Ghazal 200, Verse 2

{200,2}

marte marte dekhne kii aarzuu rah jaa))egii
vaa))e naa-kaamii kih us kaafir kaa ;xanjar tez hai

1) while dying, the longing to see will remain
2) alas, failure! for that infidel's dagger is sharp

Notes:

aarzuu : 'Wish, desire, longing, eagerness; hope; trust; expectation; intention, purpose, object, design; inclination, affection, love'. (Platts p.40)

Nazm:

If only there were a dull knife for my murder-- so that however long it took to cut my throat, that's how long I would look at her. This is a much-used theme. (224)

== Nazm page 224

Bekhud Dihlavi:

He says, even while my breath is leaving me, the desire for sight won't be able to be fulfilled. Alas, failure! If only that infidel's dagger had been dull. If only she cut my throat bit by bit, with difficulty, then my longing for sight would be completely and perfectly fulfilled. (282)

Bekhud Mohani:

[Discussing Nazm's objection:] Undoubtedly this theme is not new. If Mirza created any freshness in it, it was only in the repetition of marte marte , or in not using 'murderer' or 'tyrant' in place of 'infidel'. When the word 'infidel' would be for the beloved, then in it a special mood is created, the pleasure of which only the heart knows. (393)

Faruqi:

[Compare his discussion of Mir's similar M{296,12}.]

FWP:

SETS == GROTESQUERIE; MUSHAIRAH
INFIDEL: {21,12}
SWORD: {1,3}

Well, this is clearly another mushairah verse. The first line could be preparing for the verse to go in some very abstract or emotional directions about how passion continues after death, in the grave, and so on; or it could turn into another 'beloved visits the dying lover' verse like {52,1}. Not until after the maximum possible delay, under mushairah performance conditions, are we allowed to hear the second line-- and of course the line reveals its own sense, and makes the verse suddenly interpretable, only with a 'sharp' thrust at the last possible moment.
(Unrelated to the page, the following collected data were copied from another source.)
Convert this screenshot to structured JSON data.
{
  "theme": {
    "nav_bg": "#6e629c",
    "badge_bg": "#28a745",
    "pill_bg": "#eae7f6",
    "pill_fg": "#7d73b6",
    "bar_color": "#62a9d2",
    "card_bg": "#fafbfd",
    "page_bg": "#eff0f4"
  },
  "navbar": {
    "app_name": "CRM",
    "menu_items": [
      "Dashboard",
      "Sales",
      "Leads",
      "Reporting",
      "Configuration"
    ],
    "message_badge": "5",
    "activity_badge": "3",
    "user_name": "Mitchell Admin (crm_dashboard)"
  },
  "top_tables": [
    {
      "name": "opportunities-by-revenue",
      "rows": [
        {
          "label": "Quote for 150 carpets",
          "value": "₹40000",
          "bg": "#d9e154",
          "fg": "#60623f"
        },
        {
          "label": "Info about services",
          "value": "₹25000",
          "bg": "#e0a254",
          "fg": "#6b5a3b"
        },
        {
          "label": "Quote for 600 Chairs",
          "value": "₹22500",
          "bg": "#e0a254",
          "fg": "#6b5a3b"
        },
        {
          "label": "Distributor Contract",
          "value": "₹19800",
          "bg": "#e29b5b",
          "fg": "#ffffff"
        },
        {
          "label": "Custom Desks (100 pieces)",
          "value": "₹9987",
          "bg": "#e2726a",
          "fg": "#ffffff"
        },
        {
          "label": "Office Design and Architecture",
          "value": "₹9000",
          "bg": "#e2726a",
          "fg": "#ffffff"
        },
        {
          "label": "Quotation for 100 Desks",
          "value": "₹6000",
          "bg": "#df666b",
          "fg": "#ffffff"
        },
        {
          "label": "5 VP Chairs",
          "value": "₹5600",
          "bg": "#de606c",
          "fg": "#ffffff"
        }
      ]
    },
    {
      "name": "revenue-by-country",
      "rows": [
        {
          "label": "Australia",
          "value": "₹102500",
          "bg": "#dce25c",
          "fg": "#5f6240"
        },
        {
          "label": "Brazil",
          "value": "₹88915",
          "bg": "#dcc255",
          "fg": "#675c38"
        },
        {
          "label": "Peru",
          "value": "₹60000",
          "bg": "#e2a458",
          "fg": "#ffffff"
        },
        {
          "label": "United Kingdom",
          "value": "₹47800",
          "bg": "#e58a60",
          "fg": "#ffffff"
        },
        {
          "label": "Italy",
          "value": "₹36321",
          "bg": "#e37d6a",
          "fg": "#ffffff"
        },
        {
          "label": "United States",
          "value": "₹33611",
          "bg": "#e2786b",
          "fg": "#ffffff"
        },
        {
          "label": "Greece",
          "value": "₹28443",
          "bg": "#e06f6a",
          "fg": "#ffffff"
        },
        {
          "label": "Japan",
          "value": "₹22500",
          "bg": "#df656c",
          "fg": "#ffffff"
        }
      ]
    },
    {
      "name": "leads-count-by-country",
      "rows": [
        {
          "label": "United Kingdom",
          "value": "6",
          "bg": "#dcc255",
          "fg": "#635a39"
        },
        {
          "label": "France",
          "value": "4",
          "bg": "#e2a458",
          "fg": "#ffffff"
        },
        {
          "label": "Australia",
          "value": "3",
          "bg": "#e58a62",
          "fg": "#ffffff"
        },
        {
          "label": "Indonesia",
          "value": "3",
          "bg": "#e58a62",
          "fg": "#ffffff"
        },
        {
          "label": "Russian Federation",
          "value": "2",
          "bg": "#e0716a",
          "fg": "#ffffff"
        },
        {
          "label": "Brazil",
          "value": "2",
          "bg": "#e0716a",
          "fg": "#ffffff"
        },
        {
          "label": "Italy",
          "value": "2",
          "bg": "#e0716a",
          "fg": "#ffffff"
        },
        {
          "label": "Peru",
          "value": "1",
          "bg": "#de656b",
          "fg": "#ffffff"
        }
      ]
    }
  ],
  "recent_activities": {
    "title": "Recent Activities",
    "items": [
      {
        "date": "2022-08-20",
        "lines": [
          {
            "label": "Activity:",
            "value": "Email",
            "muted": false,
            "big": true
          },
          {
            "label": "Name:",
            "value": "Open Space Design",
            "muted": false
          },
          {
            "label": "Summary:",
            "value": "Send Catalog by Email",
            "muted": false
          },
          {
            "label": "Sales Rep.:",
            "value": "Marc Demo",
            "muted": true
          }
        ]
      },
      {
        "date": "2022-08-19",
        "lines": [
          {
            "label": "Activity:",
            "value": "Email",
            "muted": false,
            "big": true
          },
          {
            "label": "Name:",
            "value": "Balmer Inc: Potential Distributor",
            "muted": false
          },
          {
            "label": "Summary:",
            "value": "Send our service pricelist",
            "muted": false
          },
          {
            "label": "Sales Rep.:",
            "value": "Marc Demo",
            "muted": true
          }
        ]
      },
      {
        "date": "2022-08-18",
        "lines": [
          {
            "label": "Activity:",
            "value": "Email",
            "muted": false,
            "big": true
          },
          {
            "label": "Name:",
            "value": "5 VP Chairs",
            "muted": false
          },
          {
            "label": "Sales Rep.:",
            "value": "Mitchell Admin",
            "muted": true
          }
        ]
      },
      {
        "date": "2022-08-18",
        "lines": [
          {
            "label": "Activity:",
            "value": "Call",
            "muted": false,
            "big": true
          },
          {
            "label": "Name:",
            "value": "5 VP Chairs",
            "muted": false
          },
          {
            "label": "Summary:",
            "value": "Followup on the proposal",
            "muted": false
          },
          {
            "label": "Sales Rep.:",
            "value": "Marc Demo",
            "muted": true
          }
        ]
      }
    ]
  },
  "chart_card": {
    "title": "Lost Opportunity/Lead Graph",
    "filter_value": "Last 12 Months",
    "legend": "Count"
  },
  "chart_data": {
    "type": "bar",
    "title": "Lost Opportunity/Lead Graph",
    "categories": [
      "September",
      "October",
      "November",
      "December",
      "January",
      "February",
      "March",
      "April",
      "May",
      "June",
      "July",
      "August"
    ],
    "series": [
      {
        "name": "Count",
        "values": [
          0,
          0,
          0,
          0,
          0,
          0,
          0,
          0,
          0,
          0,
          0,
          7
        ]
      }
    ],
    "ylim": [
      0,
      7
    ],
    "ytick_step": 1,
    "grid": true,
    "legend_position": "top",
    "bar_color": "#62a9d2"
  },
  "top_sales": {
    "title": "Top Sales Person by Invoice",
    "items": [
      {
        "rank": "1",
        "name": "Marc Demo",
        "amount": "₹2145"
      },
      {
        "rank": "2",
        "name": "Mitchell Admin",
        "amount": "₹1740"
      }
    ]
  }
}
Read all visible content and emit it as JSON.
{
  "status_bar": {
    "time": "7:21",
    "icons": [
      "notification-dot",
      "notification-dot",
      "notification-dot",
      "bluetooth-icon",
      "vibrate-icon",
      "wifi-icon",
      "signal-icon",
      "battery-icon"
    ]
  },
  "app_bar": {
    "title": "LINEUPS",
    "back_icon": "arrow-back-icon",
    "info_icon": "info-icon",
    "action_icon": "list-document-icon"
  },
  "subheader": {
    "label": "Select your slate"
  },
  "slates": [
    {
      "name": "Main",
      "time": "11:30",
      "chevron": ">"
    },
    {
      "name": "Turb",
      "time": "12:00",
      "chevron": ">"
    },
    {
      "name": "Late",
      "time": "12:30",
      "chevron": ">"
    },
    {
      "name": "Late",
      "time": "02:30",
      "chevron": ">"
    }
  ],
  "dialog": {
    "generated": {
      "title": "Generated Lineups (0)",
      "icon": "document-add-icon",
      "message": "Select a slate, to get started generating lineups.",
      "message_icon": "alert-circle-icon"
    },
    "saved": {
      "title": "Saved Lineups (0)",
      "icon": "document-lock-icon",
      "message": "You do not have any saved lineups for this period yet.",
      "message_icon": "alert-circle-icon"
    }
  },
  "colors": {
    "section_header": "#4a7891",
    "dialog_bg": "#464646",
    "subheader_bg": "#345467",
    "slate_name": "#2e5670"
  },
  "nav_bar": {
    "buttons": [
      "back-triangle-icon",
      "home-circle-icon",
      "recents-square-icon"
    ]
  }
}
The verse is also right on the edge of being what I call a verse of 'grotesquerie'. Can we really imagine the usual execution scene-- except with the lover's head being slowly sawed off with a blunt knife, while his blissful eyes remain fixed on the beloved's irritated face as she struggles with her inefficient dagger in a welter of blood? This is so improbable and repugnant that it's poetically counterproductive. Maybe we should imagine that she would stab him in the heart, repeatedly, effortfully, annoyed at her dull dagger, while he would smile beatifically at her even as he slowly collapsed, bleeding gracefully all over his shirt. Is that repugnant? Less so, no doubt. But the whole process of having to translate the verse into physical action like this is distracting at best, and off-putting at worst. And if we don't translate the imagery into physical action, where's the vitality, the specificity, of the verse?

Compare this verse to {20,4}, in which the beloved is imagined as a careless, amateurish archer-- the kind of beloved who would no doubt use a dull knife.